In a recent study conducted by Washington University School of Medicine in St. Louis and published in the the journal Antiviral Therapy, researchers have demonstrated that a toxin called melittin found in bee venom can destroy HIV, the virus that causes AIDS, by poking holes in the “envelope” surrounding the virus.
“Melittin on the nanoparticles fuses with the viral envelope,” said research instructor Joshua L. Hood, MD, Ph.D., via the news release. “The melittin forms little pore-like attack complexes and ruptures the envelope, stripping it off the virus.” Adding, “We are attacking an inherent physical property of HIV. Theoretically, there isn’t any way for the virus to adapt to that. The virus has to have a protective coat, a double-layered membrane that covers the virus.”
Hood hopes that eventually a gel could be made and used by both men and women to stop the virus head on. “Our hope is that in places where HIV is running rampant, people could use this gel as a preventative measure to stop the initial infection.” In theory, the particles may also be used as an injection into the bloodstream to kill the virus in an already HIV-positive person.
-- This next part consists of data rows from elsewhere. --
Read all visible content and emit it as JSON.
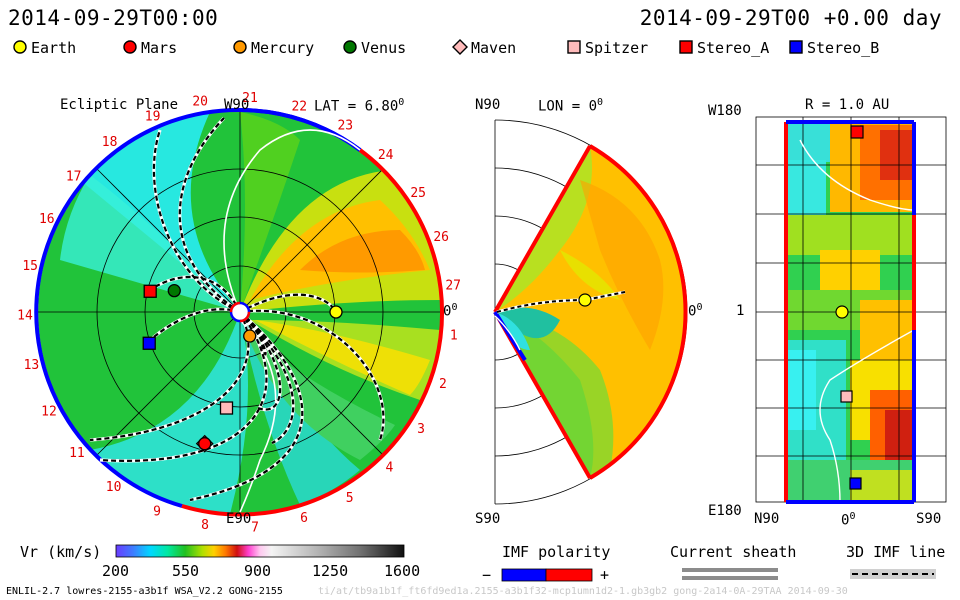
{
  "header": {
    "left_time": "2014-09-29T00:00",
    "right_time": "2014-09-29T00 +0.00 day"
  },
  "legend": [
    {
      "name": "Earth",
      "shape": "circle",
      "color": "#ffff00"
    },
    {
      "name": "Mars",
      "shape": "circle",
      "color": "#ff0000"
    },
    {
      "name": "Mercury",
      "shape": "circle",
      "color": "#ff9900"
    },
    {
      "name": "Venus",
      "shape": "circle",
      "color": "#007700"
    },
    {
      "name": "Maven",
      "shape": "diamond",
      "color": "#ffbbbb"
    },
    {
      "name": "Spitzer",
      "shape": "square",
      "color": "#ffbbbb"
    },
    {
      "name": "Stereo_A",
      "shape": "square",
      "color": "#ff0000"
    },
    {
      "name": "Stereo_B",
      "shape": "square",
      "color": "#0000ff"
    }
  ],
  "chart_data": [
    {
      "type": "heatmap",
      "panel": "ecliptic",
      "title": "Ecliptic Plane",
      "lat_label": "LAT = 6.80",
      "lat_sup": "0",
      "top_label": "W90",
      "bottom_label": "E90",
      "right_label": "0",
      "right_sup": "0",
      "sector_numbers": [
        "1",
        "2",
        "3",
        "4",
        "5",
        "6",
        "7",
        "8",
        "9",
        "10",
        "11",
        "12",
        "13",
        "14",
        "15",
        "16",
        "17",
        "18",
        "19",
        "20",
        "21",
        "22",
        "23",
        "24",
        "25",
        "26",
        "27"
      ],
      "bodies": [
        {
          "name": "Earth",
          "radius_au": 1.0,
          "lon_deg": 0
        },
        {
          "name": "Venus",
          "radius_au": 0.72,
          "lon_deg": 162
        },
        {
          "name": "Mercury",
          "radius_au": 0.27,
          "lon_deg": -68
        },
        {
          "name": "Mars",
          "radius_au": 1.42,
          "lon_deg": -105
        },
        {
          "name": "Maven",
          "radius_au": 1.42,
          "lon_deg": -105
        },
        {
          "name": "Spitzer",
          "radius_au": 1.01,
          "lon_deg": -98
        },
        {
          "name": "Stereo_A",
          "radius_au": 0.96,
          "lon_deg": 167
        },
        {
          "name": "Stereo_B",
          "radius_au": 1.0,
          "lon_deg": -161
        }
      ]
    },
    {
      "type": "heatmap",
      "panel": "meridional",
      "top_label": "N90",
      "lon_label": "LON = 0",
      "lon_sup": "0",
      "bottom_label": "S90",
      "right_label": "0",
      "right_sup": "0"
    },
    {
      "type": "heatmap",
      "panel": "radial",
      "r_label": "R = 1.0 AU",
      "y_top_label": "W180",
      "y_mid_label": "1",
      "y_bottom_label": "E180",
      "x_left_label": "N90",
      "x_mid_label": "0",
      "x_mid_sup": "0",
      "x_right_label": "S90"
    }
  ],
  "colorbar": {
    "label": "Vr (km/s)",
    "ticks": [
      "200",
      "550",
      "900",
      "1250",
      "1600"
    ],
    "min": 200,
    "max": 1600
  },
  "imf_polarity": {
    "label": "IMF polarity",
    "minus": "−",
    "plus": "+"
  },
  "current_sheath": {
    "label": "Current sheath"
  },
  "imf_line": {
    "label": "3D IMF line"
  },
  "footer": {
    "left": "ENLIL-2.7 lowres-2155-a3b1f WSA_V2.2 GONG-2155",
    "right": "ti/at/tb9a1b1f_ft6fd9ed1a.2155-a3b1f32-mcp1umn1d2-1.gb3gb2 gong-2a14-0A-29TAA 2014-09-30"
  },
  "colors": {
    "polarity_negative": "#0000ff",
    "polarity_positive": "#ff0000"
  }
}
This study comes on the heels of news that a Mississippi baby with HIV has apparently been cured. Currently there are more than 34 million people are living with HIV/AIDS worldwide, according to The Foundation for AIDS Research. Of these, 3.3 million are under the age of 15 years old. Each day, almost 7,000 people contract HIV around the globe.
With the recent progress being made surrounding HIV, maybe there will be hope for those infected and more preventable measures in the near future.